Беркуло не соврал старику: он в самом деле собирался уйти отсюда как можно быстрее. Он знал, что русские цыгане не привыкли к лихим кишинёвским делам. Но они спасли его, и Беркуло был по-настоящему им благодарен: глупо было умирать от случайной пули после того ада, из которого вырвался. Вспомнив об этом, он невольно передёрнул плечами и подумал о том, что теперь, наверное, никогда в жизни ничего не испугается. Даже смерти – если придёт она быстро.
Четверо их было – трое братьев и отец. Матери Беркуло почти не помнил: она умерла, родив его младшего брата. Отец в это время сидел, и Беркуло с братьями воспитывали тётки. Тёток было четыре, и у трёх мужья тоже сидели в тюрьмах. Но что было поделать, если ничем, кроме воровства, мужчины табора кишинёвцев не занимались? Кишинёвцы не лудят посуду, как котляры, не зарабатывают меной и продажей лошадей, как русские цыгане, не водят медведей на забаву базарам, не режут ложек… Кишинёвцы – лихие люди. Их дело – промышлять по купеческим карманам на постоялых дворах, залезать по ночам в богатые дома. А если проснётся хозяин – глушить по башке дубинкой. И не держать это за грех. Потому что ничего хорошего от богатеев кишинёвцы не видели ещё со времён своей подневольной жизни в Бессарабии.

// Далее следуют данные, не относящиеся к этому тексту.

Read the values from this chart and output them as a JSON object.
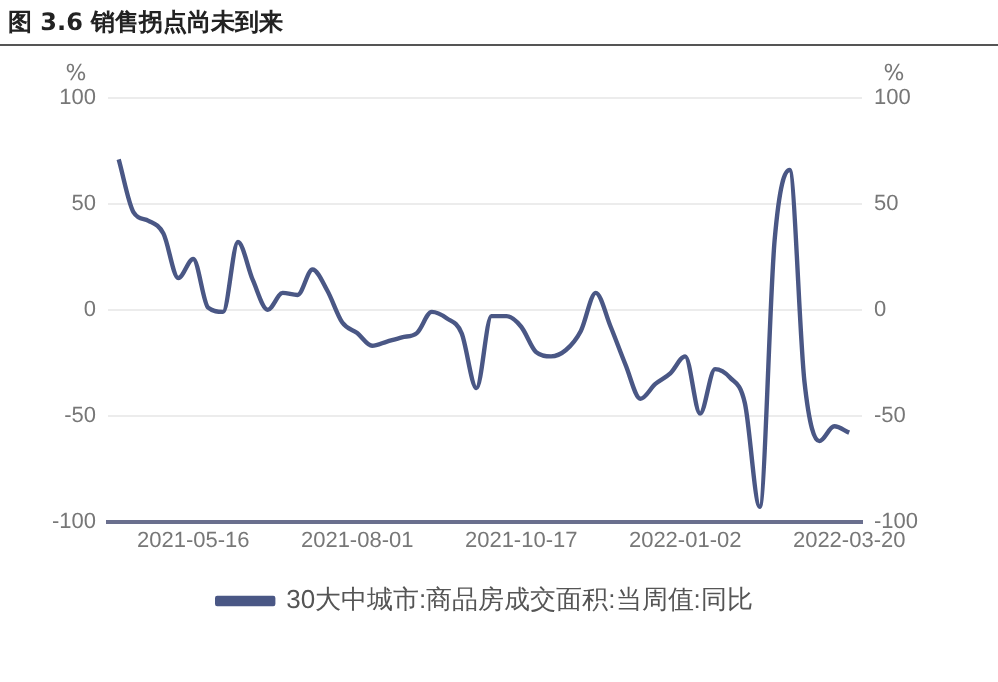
{
  "chart_data": {
    "type": "line",
    "title": "图 3.6 销售拐点尚未到来",
    "ylabel": "%",
    "y2label": "%",
    "x": [
      "2021-04-11",
      "2021-04-18",
      "2021-04-25",
      "2021-05-02",
      "2021-05-09",
      "2021-05-16",
      "2021-05-23",
      "2021-05-30",
      "2021-06-06",
      "2021-06-13",
      "2021-06-20",
      "2021-06-27",
      "2021-07-04",
      "2021-07-11",
      "2021-07-18",
      "2021-07-25",
      "2021-08-01",
      "2021-08-08",
      "2021-08-15",
      "2021-08-22",
      "2021-08-29",
      "2021-09-05",
      "2021-09-12",
      "2021-09-19",
      "2021-09-26",
      "2021-10-03",
      "2021-10-10",
      "2021-10-17",
      "2021-10-24",
      "2021-10-31",
      "2021-11-07",
      "2021-11-14",
      "2021-11-21",
      "2021-11-28",
      "2021-12-05",
      "2021-12-12",
      "2021-12-19",
      "2021-12-26",
      "2022-01-02",
      "2022-01-09",
      "2022-01-16",
      "2022-01-23",
      "2022-01-30",
      "2022-02-06",
      "2022-02-13",
      "2022-02-20",
      "2022-02-27",
      "2022-03-06",
      "2022-03-13",
      "2022-03-20"
    ],
    "series": [
      {
        "name": "30大中城市:商品房成交面积:当周值:同比",
        "color": "#4a5785",
        "values": [
          71,
          46,
          42,
          36,
          15,
          24,
          1,
          -1,
          32,
          14,
          0,
          8,
          7,
          19,
          9,
          -6,
          -11,
          -17,
          -15,
          -13,
          -11,
          -1,
          -4,
          -11,
          -37,
          -3,
          -3,
          -8,
          -20,
          -22,
          -19,
          -10,
          8,
          -8,
          -26,
          -42,
          -35,
          -30,
          -22,
          -49,
          -28,
          -32,
          -44,
          -93,
          33,
          66,
          -34,
          -62,
          -55,
          -58
        ]
      }
    ],
    "xlim": [
      "2021-04-06",
      "2022-03-26"
    ],
    "xticks": [
      "2021-05-16",
      "2021-08-01",
      "2021-10-17",
      "2022-01-02",
      "2022-03-20"
    ],
    "ylim": [
      -100,
      100
    ],
    "yticks": [
      -100,
      -50,
      0,
      50,
      100
    ],
    "y2lim": [
      -100,
      100
    ],
    "y2ticks": [
      -100,
      -50,
      0,
      50,
      100
    ],
    "grid": "y",
    "legend": "bottom",
    "marker": "none",
    "line_style": "solid"
  }
}
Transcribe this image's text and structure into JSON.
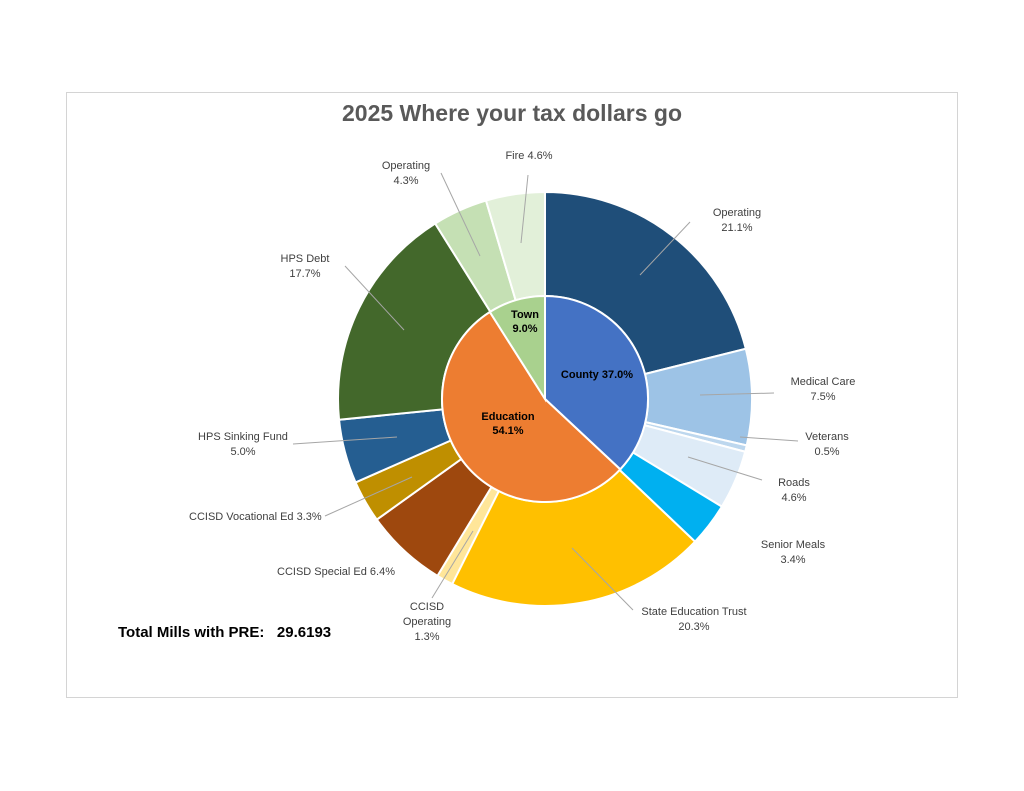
{
  "chart_data": {
    "type": "pie",
    "subtype": "doughnut-nested",
    "title": "2025 Where your tax dollars go",
    "inner_ring": [
      {
        "label": "County",
        "value_text": "37.0%",
        "value": 37.0,
        "color": "#4472c4",
        "label_color": "#000000"
      },
      {
        "label": "Education",
        "value_text": "54.1%",
        "value": 54.1,
        "color": "#ed7d31",
        "label_color": "#000000"
      },
      {
        "label": "Town",
        "value_text": "9.0%",
        "value": 9.0,
        "color": "#a9d18e",
        "label_color": "#000000"
      }
    ],
    "outer_ring": [
      {
        "label": "Operating",
        "value_text": "21.1%",
        "value": 21.1,
        "group": "County",
        "color": "#1f4e79"
      },
      {
        "label": "Medical Care",
        "value_text": "7.5%",
        "value": 7.5,
        "group": "County",
        "color": "#9dc3e6"
      },
      {
        "label": "Veterans",
        "value_text": "0.5%",
        "value": 0.5,
        "group": "County",
        "color": "#bdd7ee"
      },
      {
        "label": "Roads",
        "value_text": "4.6%",
        "value": 4.6,
        "group": "County",
        "color": "#deebf7"
      },
      {
        "label": "Senior Meals",
        "value_text": "3.4%",
        "value": 3.4,
        "group": "County",
        "color": "#00b0f0"
      },
      {
        "label": "State Education Trust",
        "value_text": "20.3%",
        "value": 20.3,
        "group": "Education",
        "color": "#ffc000"
      },
      {
        "label": "CCISD Operating",
        "value_text": "1.3%",
        "value": 1.3,
        "group": "Education",
        "color": "#ffe699"
      },
      {
        "label": "CCISD Special Ed",
        "value_text": "6.4%",
        "value": 6.4,
        "group": "Education",
        "color": "#9e480e"
      },
      {
        "label": "CCISD Vocational Ed",
        "value_text": "3.3%",
        "value": 3.3,
        "group": "Education",
        "color": "#bf8f00"
      },
      {
        "label": "HPS Sinking Fund",
        "value_text": "5.0%",
        "value": 5.0,
        "group": "Education",
        "color": "#255e91"
      },
      {
        "label": "HPS Debt",
        "value_text": "17.7%",
        "value": 17.7,
        "group": "Education",
        "color": "#43682b"
      },
      {
        "label": "Operating",
        "value_text": "4.3%",
        "value": 4.3,
        "group": "Town",
        "color": "#c5e0b4"
      },
      {
        "label": "Fire",
        "value_text": "4.6%",
        "value": 4.6,
        "group": "Town",
        "color": "#e2f0d9"
      }
    ],
    "outer_label_color": "#404040",
    "leader_line_color": "#a6a6a6"
  },
  "footer": {
    "total_mills_label": "Total Mills with PRE:",
    "total_mills_value": "29.6193"
  }
}
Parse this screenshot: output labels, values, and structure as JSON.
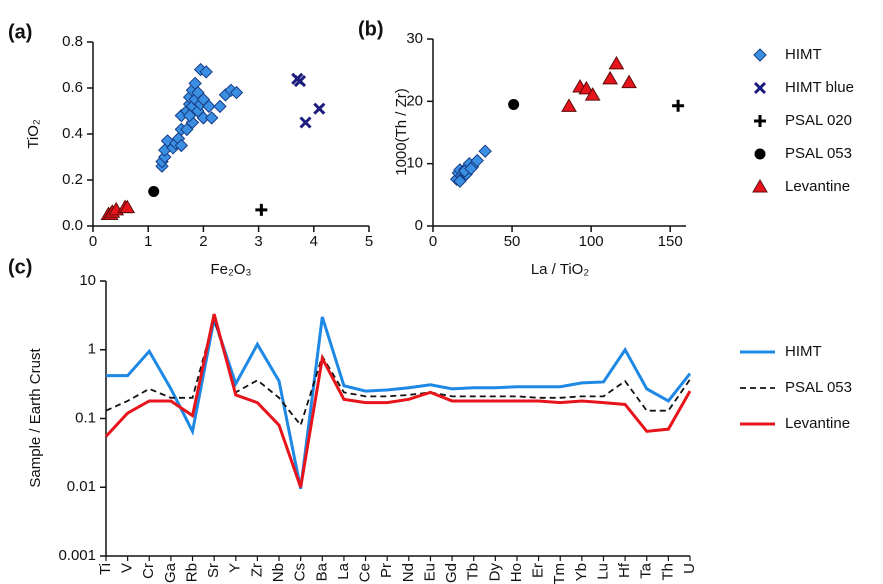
{
  "chart_data": [
    {
      "type": "scatter",
      "label": "(a)",
      "x_label": "Fe₂O₃",
      "y_label": "TiO₂",
      "xlim": [
        0,
        5
      ],
      "ylim": [
        0,
        0.8
      ],
      "xticks": [
        0,
        1,
        2,
        3,
        4,
        5
      ],
      "yticks": [
        {
          "value": 0,
          "label": "0.0"
        },
        0.2,
        0.4,
        0.6,
        0.8
      ],
      "series": [
        {
          "name": "HIMT",
          "color": "#3b8fe2",
          "marker": "diamond",
          "x": [
            1.25,
            1.25,
            1.3,
            1.3,
            1.35,
            1.45,
            1.5,
            1.55,
            1.6,
            1.6,
            1.7,
            1.6,
            1.7,
            1.75,
            1.75,
            1.8,
            1.8,
            1.85,
            1.85,
            1.9,
            1.9,
            1.95,
            1.95,
            2.0,
            2.05,
            2.0,
            2.1,
            2.15,
            2.3,
            2.4,
            2.5,
            2.6,
            1.8,
            1.75
          ],
          "values": [
            0.26,
            0.28,
            0.3,
            0.33,
            0.37,
            0.34,
            0.36,
            0.38,
            0.35,
            0.42,
            0.42,
            0.48,
            0.5,
            0.53,
            0.56,
            0.52,
            0.59,
            0.62,
            0.55,
            0.5,
            0.58,
            0.53,
            0.68,
            0.47,
            0.67,
            0.55,
            0.52,
            0.47,
            0.52,
            0.57,
            0.59,
            0.58,
            0.45,
            0.48
          ]
        },
        {
          "name": "HIMT blue",
          "color": "#1c1c7e",
          "marker": "x",
          "x": [
            3.7,
            3.75,
            3.85,
            4.1
          ],
          "values": [
            0.64,
            0.63,
            0.45,
            0.51
          ]
        },
        {
          "name": "PSAL 020",
          "color": "#000000",
          "marker": "plus",
          "x": [
            3.05
          ],
          "values": [
            0.07
          ]
        },
        {
          "name": "PSAL 053",
          "color": "#000000",
          "marker": "circle",
          "x": [
            1.1
          ],
          "values": [
            0.15
          ]
        },
        {
          "name": "Levantine",
          "color": "#e8141b",
          "marker": "triangle",
          "x": [
            0.28,
            0.32,
            0.35,
            0.42,
            0.58,
            0.62
          ],
          "values": [
            0.05,
            0.05,
            0.06,
            0.07,
            0.08,
            0.08
          ]
        }
      ]
    },
    {
      "type": "scatter",
      "label": "(b)",
      "x_label": "La / TiO₂",
      "y_label": "1000(Th / Zr)",
      "xlim": [
        0,
        160
      ],
      "ylim": [
        0,
        30
      ],
      "xticks": [
        0,
        50,
        100,
        150
      ],
      "yticks": [
        0,
        10,
        20,
        30
      ],
      "series": [
        {
          "name": "HIMT",
          "color": "#3b8fe2",
          "marker": "diamond",
          "x": [
            15,
            16,
            17,
            18,
            19,
            20,
            21,
            22,
            23,
            25,
            28,
            33,
            17,
            20,
            24
          ],
          "values": [
            7.5,
            8.5,
            9,
            8,
            7.8,
            9,
            8.3,
            9.5,
            10,
            9.5,
            10.5,
            12,
            7.2,
            8.8,
            9.2
          ]
        },
        {
          "name": "PSAL 020",
          "color": "#000000",
          "marker": "plus",
          "x": [
            155
          ],
          "values": [
            19.3
          ]
        },
        {
          "name": "PSAL 053",
          "color": "#000000",
          "marker": "circle",
          "x": [
            51
          ],
          "values": [
            19.5
          ]
        },
        {
          "name": "Levantine",
          "color": "#e8141b",
          "marker": "triangle",
          "x": [
            86,
            93,
            97,
            101,
            112,
            116,
            124
          ],
          "values": [
            19.2,
            22.3,
            22,
            21,
            23.6,
            26,
            23
          ]
        }
      ]
    },
    {
      "type": "line",
      "label": "(c)",
      "y_label": "Sample / Earth Crust",
      "log_scale": true,
      "ylim": [
        0.001,
        10
      ],
      "yticks": [
        0.001,
        0.01,
        0.1,
        1,
        10
      ],
      "categories": [
        "Ti",
        "V",
        "Cr",
        "Ga",
        "Rb",
        "Sr",
        "Y",
        "Zr",
        "Nb",
        "Cs",
        "Ba",
        "La",
        "Ce",
        "Pr",
        "Nd",
        "Eu",
        "Gd",
        "Tb",
        "Dy",
        "Ho",
        "Er",
        "Tm",
        "Yb",
        "Lu",
        "Hf",
        "Ta",
        "Th",
        "U"
      ],
      "series": [
        {
          "name": "HIMT",
          "color": "#1e88e5",
          "dashed": false,
          "values": [
            0.42,
            0.42,
            0.95,
            0.27,
            0.065,
            2.8,
            0.32,
            1.2,
            0.35,
            0.0095,
            3.0,
            0.3,
            0.25,
            0.26,
            0.28,
            0.31,
            0.27,
            0.28,
            0.28,
            0.29,
            0.29,
            0.29,
            0.33,
            0.34,
            1.0,
            0.27,
            0.18,
            0.45
          ]
        },
        {
          "name": "PSAL 053",
          "color": "#111111",
          "dashed": true,
          "values": [
            0.13,
            0.18,
            0.27,
            0.2,
            0.2,
            2.8,
            0.24,
            0.36,
            0.2,
            0.08,
            0.8,
            0.24,
            0.21,
            0.21,
            0.22,
            0.24,
            0.21,
            0.21,
            0.21,
            0.21,
            0.2,
            0.2,
            0.21,
            0.21,
            0.35,
            0.13,
            0.13,
            0.37
          ]
        },
        {
          "name": "Levantine",
          "color": "#e8141b",
          "dashed": false,
          "values": [
            0.055,
            0.12,
            0.18,
            0.18,
            0.11,
            3.3,
            0.22,
            0.17,
            0.08,
            0.01,
            0.75,
            0.19,
            0.17,
            0.17,
            0.19,
            0.24,
            0.18,
            0.18,
            0.18,
            0.18,
            0.18,
            0.17,
            0.18,
            0.17,
            0.16,
            0.065,
            0.07,
            0.25
          ]
        }
      ]
    }
  ]
}
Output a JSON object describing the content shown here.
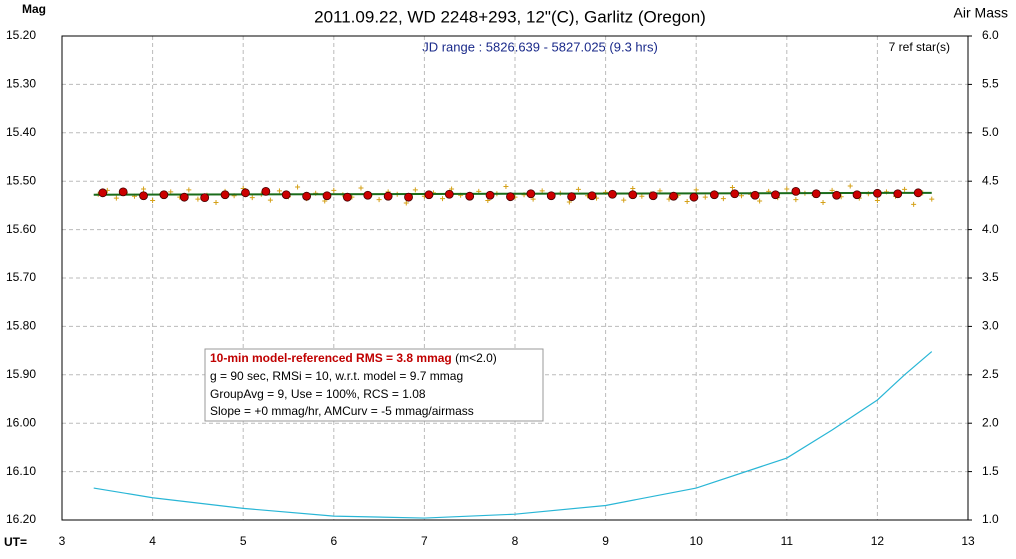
{
  "chart_data": {
    "type": "line",
    "title": "2011.09.22, WD 2248+293, 12\"(C), Garlitz (Oregon)",
    "subtitle": "JD range : 5826.639 - 5827.025 (9.3 hrs)",
    "ref_stars": "7 ref star(s)",
    "ylabel": "Mag",
    "y2label": "Air Mass",
    "xlabel": "UT=",
    "stats": {
      "headline": "10-min model-referenced RMS = 3.8 mmag",
      "headline_note": " (m<2.0)",
      "lines": [
        "g = 90 sec, RMSi = 10, w.r.t. model = 9.7 mmag",
        "GroupAvg = 9, Use = 100%, RCS = 1.08",
        "Slope = +0 mmag/hr, AMCurv = -5 mmag/airmass"
      ]
    },
    "xlim": [
      3,
      13
    ],
    "xticks": [
      3,
      4,
      5,
      6,
      7,
      8,
      9,
      10,
      11,
      12,
      13
    ],
    "ylim": [
      15.2,
      16.2
    ],
    "y_inverted": true,
    "yticks": [
      {
        "value": 15.2,
        "label": "15.20"
      },
      {
        "value": 15.3,
        "label": "15.30"
      },
      {
        "value": 15.4,
        "label": "15.40"
      },
      {
        "value": 15.5,
        "label": "15.50"
      },
      {
        "value": 15.6,
        "label": "15.60"
      },
      {
        "value": 15.7,
        "label": "15.70"
      },
      {
        "value": 15.8,
        "label": "15.80"
      },
      {
        "value": 15.9,
        "label": "15.90"
      },
      {
        "value": 16.0,
        "label": "16.00"
      },
      {
        "value": 16.1,
        "label": "16.10"
      },
      {
        "value": 16.2,
        "label": "16.20"
      }
    ],
    "y2lim": [
      1.0,
      6.0
    ],
    "y2ticks": [
      {
        "value": 6,
        "label": "6.0"
      },
      5.5,
      {
        "value": 5,
        "label": "5.0"
      },
      4.5,
      {
        "value": 4,
        "label": "4.0"
      },
      3.5,
      {
        "value": 3,
        "label": "3.0"
      },
      2.5,
      {
        "value": 2,
        "label": "2.0"
      },
      1.5,
      {
        "value": 1,
        "label": "1.0"
      }
    ],
    "grid": true,
    "series": [
      {
        "color": "#d4a017",
        "marker": "plus",
        "x": [
          3.4,
          3.5,
          3.6,
          3.7,
          3.8,
          3.9,
          4.0,
          4.1,
          4.2,
          4.3,
          4.4,
          4.5,
          4.6,
          4.7,
          4.8,
          4.9,
          5.0,
          5.1,
          5.2,
          5.3,
          5.4,
          5.5,
          5.6,
          5.7,
          5.8,
          5.9,
          6.0,
          6.1,
          6.2,
          6.3,
          6.4,
          6.5,
          6.6,
          6.7,
          6.8,
          6.9,
          7.0,
          7.1,
          7.2,
          7.3,
          7.4,
          7.5,
          7.6,
          7.7,
          7.8,
          7.9,
          8.0,
          8.1,
          8.2,
          8.3,
          8.4,
          8.5,
          8.6,
          8.7,
          8.8,
          8.9,
          9.0,
          9.1,
          9.2,
          9.3,
          9.4,
          9.5,
          9.6,
          9.7,
          9.8,
          9.9,
          10.0,
          10.1,
          10.2,
          10.3,
          10.4,
          10.5,
          10.6,
          10.7,
          10.8,
          10.9,
          11.0,
          11.1,
          11.2,
          11.3,
          11.4,
          11.5,
          11.6,
          11.7,
          11.8,
          11.9,
          12.0,
          12.1,
          12.2,
          12.3,
          12.4,
          12.5,
          12.6
        ],
        "values": [
          15.527,
          15.519,
          15.535,
          15.524,
          15.531,
          15.516,
          15.54,
          15.526,
          15.522,
          15.533,
          15.518,
          15.537,
          15.529,
          15.544,
          15.521,
          15.53,
          15.515,
          15.534,
          15.527,
          15.539,
          15.52,
          15.532,
          15.512,
          15.536,
          15.525,
          15.541,
          15.519,
          15.528,
          15.533,
          15.514,
          15.53,
          15.538,
          15.522,
          15.527,
          15.545,
          15.518,
          15.531,
          15.524,
          15.536,
          15.516,
          15.529,
          15.534,
          15.521,
          15.54,
          15.526,
          15.511,
          15.533,
          15.528,
          15.537,
          15.52,
          15.532,
          15.525,
          15.543,
          15.517,
          15.53,
          15.535,
          15.523,
          15.528,
          15.539,
          15.515,
          15.531,
          15.526,
          15.52,
          15.537,
          15.529,
          15.542,
          15.518,
          15.533,
          15.524,
          15.536,
          15.513,
          15.53,
          15.527,
          15.541,
          15.521,
          15.534,
          15.516,
          15.538,
          15.525,
          15.529,
          15.544,
          15.519,
          15.532,
          15.51,
          15.535,
          15.526,
          15.54,
          15.522,
          15.531,
          15.517,
          15.548,
          15.524,
          15.537
        ]
      },
      {
        "color": "#1a6b1a",
        "marker": "none",
        "x": [
          3.35,
          12.6
        ],
        "values": [
          15.528,
          15.524
        ]
      },
      {
        "color": "#cc0000",
        "marker": "circle",
        "x": [
          3.45,
          3.675,
          3.9,
          4.125,
          4.35,
          4.575,
          4.8,
          5.025,
          5.25,
          5.475,
          5.7,
          5.925,
          6.15,
          6.375,
          6.6,
          6.825,
          7.05,
          7.275,
          7.5,
          7.725,
          7.95,
          8.175,
          8.4,
          8.625,
          8.85,
          9.075,
          9.3,
          9.525,
          9.75,
          9.975,
          10.2,
          10.425,
          10.65,
          10.875,
          11.1,
          11.325,
          11.55,
          11.775,
          12.0,
          12.225,
          12.45
        ],
        "values": [
          15.524,
          15.522,
          15.53,
          15.528,
          15.533,
          15.534,
          15.528,
          15.524,
          15.521,
          15.528,
          15.531,
          15.53,
          15.533,
          15.529,
          15.531,
          15.533,
          15.528,
          15.527,
          15.531,
          15.529,
          15.532,
          15.526,
          15.53,
          15.532,
          15.53,
          15.527,
          15.528,
          15.53,
          15.531,
          15.533,
          15.528,
          15.526,
          15.529,
          15.528,
          15.521,
          15.526,
          15.529,
          15.528,
          15.525,
          15.526,
          15.524
        ]
      },
      {
        "color": "#29b6d6",
        "marker": "none",
        "axis": "y2",
        "x": [
          3.35,
          4,
          5,
          6,
          7,
          8,
          9,
          10,
          11,
          11.5,
          12,
          12.3,
          12.6
        ],
        "values": [
          1.33,
          1.23,
          1.12,
          1.04,
          1.02,
          1.06,
          1.15,
          1.33,
          1.64,
          1.93,
          2.24,
          2.5,
          2.74
        ]
      }
    ]
  }
}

Когда-то прапрадед Беркуло, Мунзул, сильный и ловкий цыган, не захотел, чтобы с его женой проводил ночи молдавский боярин. Мария была кочевой цыганкой, взятой в боярские хоромы за несказанную красоту. Ни она, ни Мунзул не могли спорить: своей воли у бессарабских цыган не было. У каждого бродячего табора имелся тогда хозяин, который мог сделать со своими цыганами что угодно. Любой боярский двор был полон цыган-рабов, которые выполняли всю тяжёлую работу. Цыганки служили утехой и для хозяина, и для его управляющих. Непокорных быстро усмиряли кандалами и плетьми. Непокорной оказалась и Мария, которая кусалась и отбивалась до последнего и даже связанной ругалась и плевала в лицо боярину так, что взбесила его. Мунзул в это время рычал, как бешеная собака, в погребе боярского дома. Он слышал, как кричала Мария, слышал, как её били кнутом по босым пяткам, как после отволокли в сарай. Он знал: утром боярин снова придёт к ней. Этот христопродавец сделал правильно, связав Мунзула кожаными ремнями перед тем, как вдоволь наиздеваться над его женой. Но то ли ремни были гнилыми, то ли у Мунзула от отчаяния утроилась его знаменитая сила, он разорвал эти путы ночью. И голыми руками вырвал проржавевшую решётку из окна погреба.